Our hunting club has planted a large field in sunflowers and I was looking for some insight. With the hurricane blowing in over the next few days, I was wondering how weather affects dove flying activity? I'm new to dove hunting and was wondering if hunting in rainy, cloudy, windy weather was worth it for Opening Day?   Monday in north Georgia looks to be a little better bet. 

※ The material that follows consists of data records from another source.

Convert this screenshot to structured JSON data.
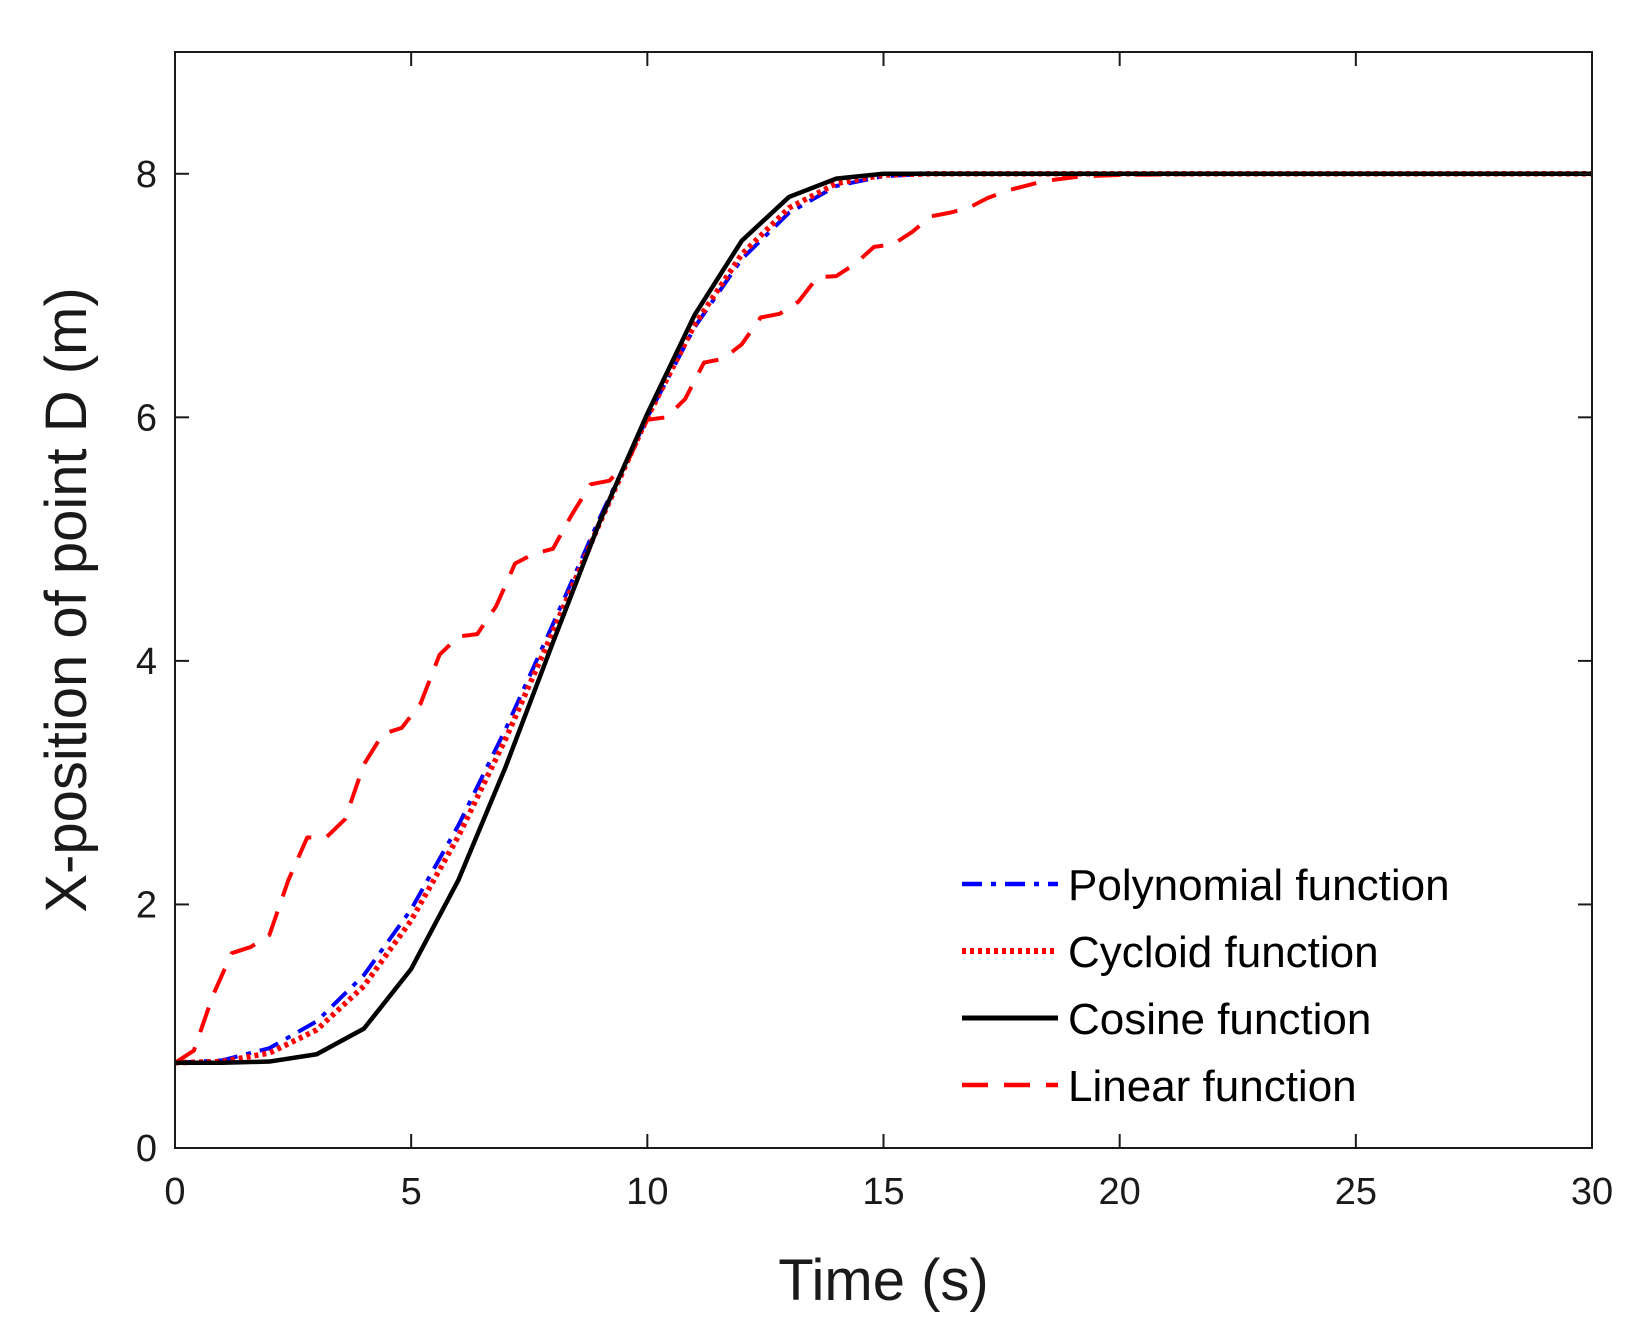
{
  "chart_data": {
    "type": "line",
    "title": "",
    "xlabel": "Time (s)",
    "ylabel": "X-position of point D (m)",
    "xlim": [
      0,
      30
    ],
    "ylim": [
      0,
      9
    ],
    "xticks": [
      0,
      5,
      10,
      15,
      20,
      25,
      30
    ],
    "xtick_labels": [
      "0",
      "5",
      "10",
      "15",
      "20",
      "25",
      "30"
    ],
    "yticks": [
      0,
      2,
      4,
      6,
      8
    ],
    "ytick_labels": [
      "0",
      "2",
      "4",
      "6",
      "8"
    ],
    "grid": false,
    "legend_position": "bottom-right",
    "series": [
      {
        "name": "Polynomial function",
        "color": "#0000ff",
        "style": "dashdot",
        "x": [
          0,
          1,
          2,
          3,
          4,
          5,
          6,
          7,
          8,
          9,
          10,
          11,
          12,
          13,
          14,
          15,
          16,
          17,
          18,
          20,
          25,
          30
        ],
        "y": [
          0.7,
          0.72,
          0.82,
          1.04,
          1.42,
          1.96,
          2.65,
          3.44,
          4.3,
          5.18,
          6.0,
          6.74,
          7.3,
          7.68,
          7.9,
          7.98,
          8.0,
          8.0,
          8.0,
          8.0,
          8.0,
          8.0
        ]
      },
      {
        "name": "Cycloid function",
        "color": "#ff0000",
        "style": "dotted",
        "x": [
          0,
          1,
          2,
          3,
          4,
          5,
          6,
          7,
          8,
          9,
          10,
          11,
          12,
          13,
          14,
          15,
          16,
          17,
          18,
          20,
          25,
          30
        ],
        "y": [
          0.7,
          0.71,
          0.78,
          0.97,
          1.33,
          1.87,
          2.56,
          3.36,
          4.24,
          5.14,
          6.0,
          6.76,
          7.34,
          7.72,
          7.92,
          7.99,
          8.0,
          8.0,
          8.0,
          8.0,
          8.0,
          8.0
        ]
      },
      {
        "name": "Cosine function",
        "color": "#000000",
        "style": "solid",
        "x": [
          0,
          1,
          2,
          3,
          4,
          5,
          6,
          7,
          8,
          9,
          10,
          11,
          12,
          13,
          14,
          15,
          16,
          17,
          18,
          20,
          25,
          30
        ],
        "y": [
          0.7,
          0.7,
          0.71,
          0.77,
          0.98,
          1.47,
          2.2,
          3.13,
          4.15,
          5.15,
          6.03,
          6.84,
          7.45,
          7.81,
          7.96,
          8.0,
          8.0,
          8.0,
          8.0,
          8.0,
          8.0,
          8.0
        ]
      },
      {
        "name": "Linear function",
        "color": "#ff0000",
        "style": "dashed",
        "x": [
          0,
          0.4,
          0.8,
          1.2,
          1.6,
          2.0,
          2.4,
          2.8,
          3.2,
          3.6,
          4.0,
          4.4,
          4.8,
          5.2,
          5.6,
          6.0,
          6.4,
          6.8,
          7.2,
          7.6,
          8.0,
          8.4,
          8.8,
          9.2,
          9.6,
          10.0,
          10.4,
          10.8,
          11.2,
          11.6,
          12.0,
          12.4,
          12.8,
          13.2,
          13.6,
          14.0,
          14.4,
          14.8,
          15.2,
          15.6,
          16.0,
          16.4,
          16.8,
          17.2,
          17.6,
          18.0,
          18.4,
          18.8,
          19.2,
          20.0,
          22.0,
          25.0,
          30.0
        ],
        "y": [
          0.7,
          0.8,
          1.25,
          1.6,
          1.65,
          1.75,
          2.2,
          2.55,
          2.55,
          2.7,
          3.15,
          3.4,
          3.45,
          3.65,
          4.05,
          4.2,
          4.22,
          4.45,
          4.8,
          4.88,
          4.92,
          5.2,
          5.45,
          5.48,
          5.65,
          5.98,
          6.0,
          6.15,
          6.45,
          6.48,
          6.6,
          6.82,
          6.85,
          6.95,
          7.15,
          7.16,
          7.26,
          7.4,
          7.42,
          7.52,
          7.65,
          7.68,
          7.72,
          7.8,
          7.86,
          7.9,
          7.94,
          7.96,
          7.98,
          7.99,
          8.0,
          8.0,
          8.0
        ]
      }
    ]
  }
}
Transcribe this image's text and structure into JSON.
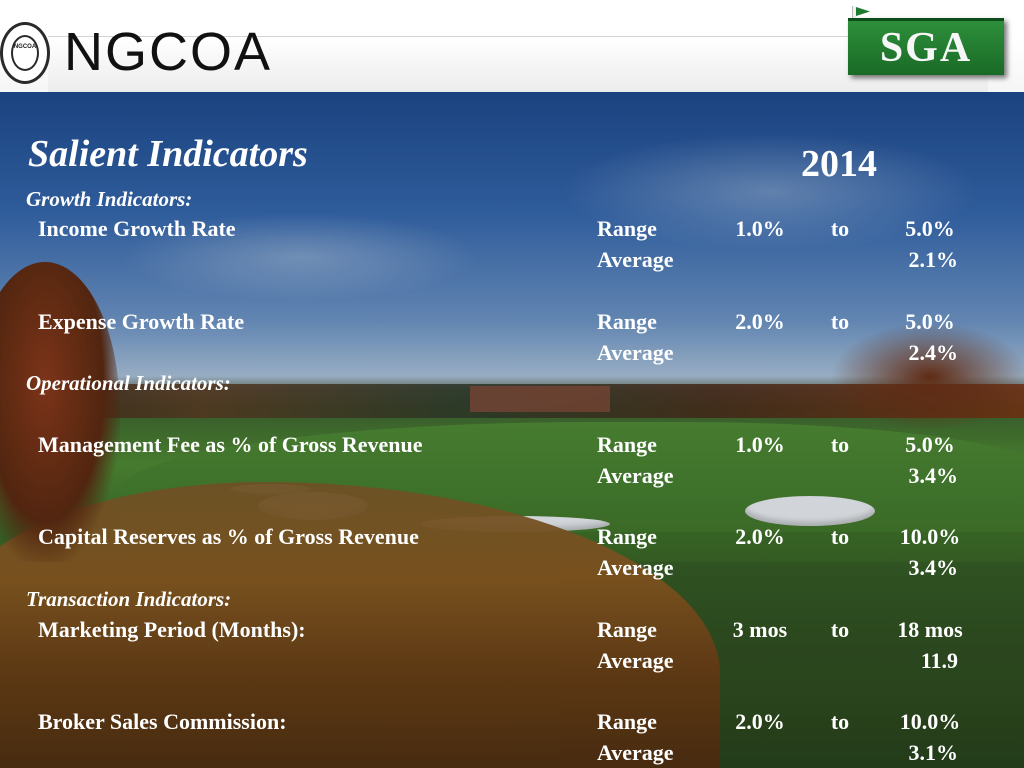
{
  "header": {
    "brand": "NGCOA",
    "seal_text": "NGCOA",
    "sga_label": "SGA"
  },
  "slide": {
    "title": "Salient Indicators",
    "year": "2014",
    "sections": [
      {
        "heading": "Growth Indicators:",
        "rows": [
          {
            "label": "Income Growth Rate",
            "range_word": "Range",
            "low": "1.0%",
            "to_word": "to",
            "high": "5.0%",
            "average_word": "Average",
            "average": "2.1%"
          },
          {
            "label": "Expense Growth Rate",
            "range_word": "Range",
            "low": "2.0%",
            "to_word": "to",
            "high": "5.0%",
            "average_word": "Average",
            "average": "2.4%"
          }
        ]
      },
      {
        "heading": "Operational Indicators:",
        "rows": [
          {
            "label": "Management Fee as % of Gross Revenue",
            "range_word": "Range",
            "low": "1.0%",
            "to_word": "to",
            "high": "5.0%",
            "average_word": "Average",
            "average": "3.4%"
          },
          {
            "label": "Capital Reserves as % of Gross Revenue",
            "range_word": "Range",
            "low": "2.0%",
            "to_word": "to",
            "high": "10.0%",
            "average_word": "Average",
            "average": "3.4%"
          }
        ]
      },
      {
        "heading": "Transaction Indicators:",
        "rows": [
          {
            "label": "Marketing Period (Months):",
            "range_word": "Range",
            "low": "3 mos",
            "to_word": "to",
            "high": "18 mos",
            "average_word": "Average",
            "average": "11.9"
          },
          {
            "label": "Broker Sales Commission:",
            "range_word": "Range",
            "low": "2.0%",
            "to_word": "to",
            "high": "10.0%",
            "average_word": "Average",
            "average": "3.1%"
          }
        ]
      }
    ]
  },
  "colors": {
    "text": "#ffffff",
    "sga_green": "#1f7a2e",
    "brand_dark": "#111111"
  }
}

What are your thoughts on any adjustments to hunting plans on private dove fields?


----------



## casey0802 (Aug 29, 2017)

best shoot I ever had was when a hurricane was here.... blowing rain and wind 45 mph.  As long as you can cut the sunflowers before the rain you should be good..


----------



## GLS (Aug 29, 2017)

Last season, we had the tropical system and Matthew clean the field of doves.  We later had some decent shoots as time went by but the effect was negative.  Gil


----------



## frankwright (Aug 29, 2017)

Cloudy,overcast and even rainy days have always had our birds flying much better than high,bright skies.


----------



## Powerline (Aug 29, 2017)

My concern right now is seed that I have already cut getting wet for three straight days. I don't have much still standing left to cut.


----------



## Souhternhunter17 (Aug 29, 2017)

Powerline said:


> My concern right now is seed that I have already cut getting wet for three straight days. I don't have much still standing left to cut.



Same problem ^^^^


----------



## casey0802 (Aug 29, 2017)

southernhunter17..... any fields close to us that you know of to hunt 2nd weekend,


----------



## Souhternhunter17 (Aug 29, 2017)

Casey0802, If your willing to drive and deal with the crowd the Redlands WMA fields are  open to the public on the second weekend. Stopped by there the other day and they had a lot of birds. We used to tear them up every year there on the opener (quota) and the second weekend as well. I know of a guy who's holding an opening day and Labor Day shoot on 100 acres Millet harvested for seed in Madison county for 60$, and 100$ for the season. PM me if you are interested and I can shoot you info.


----------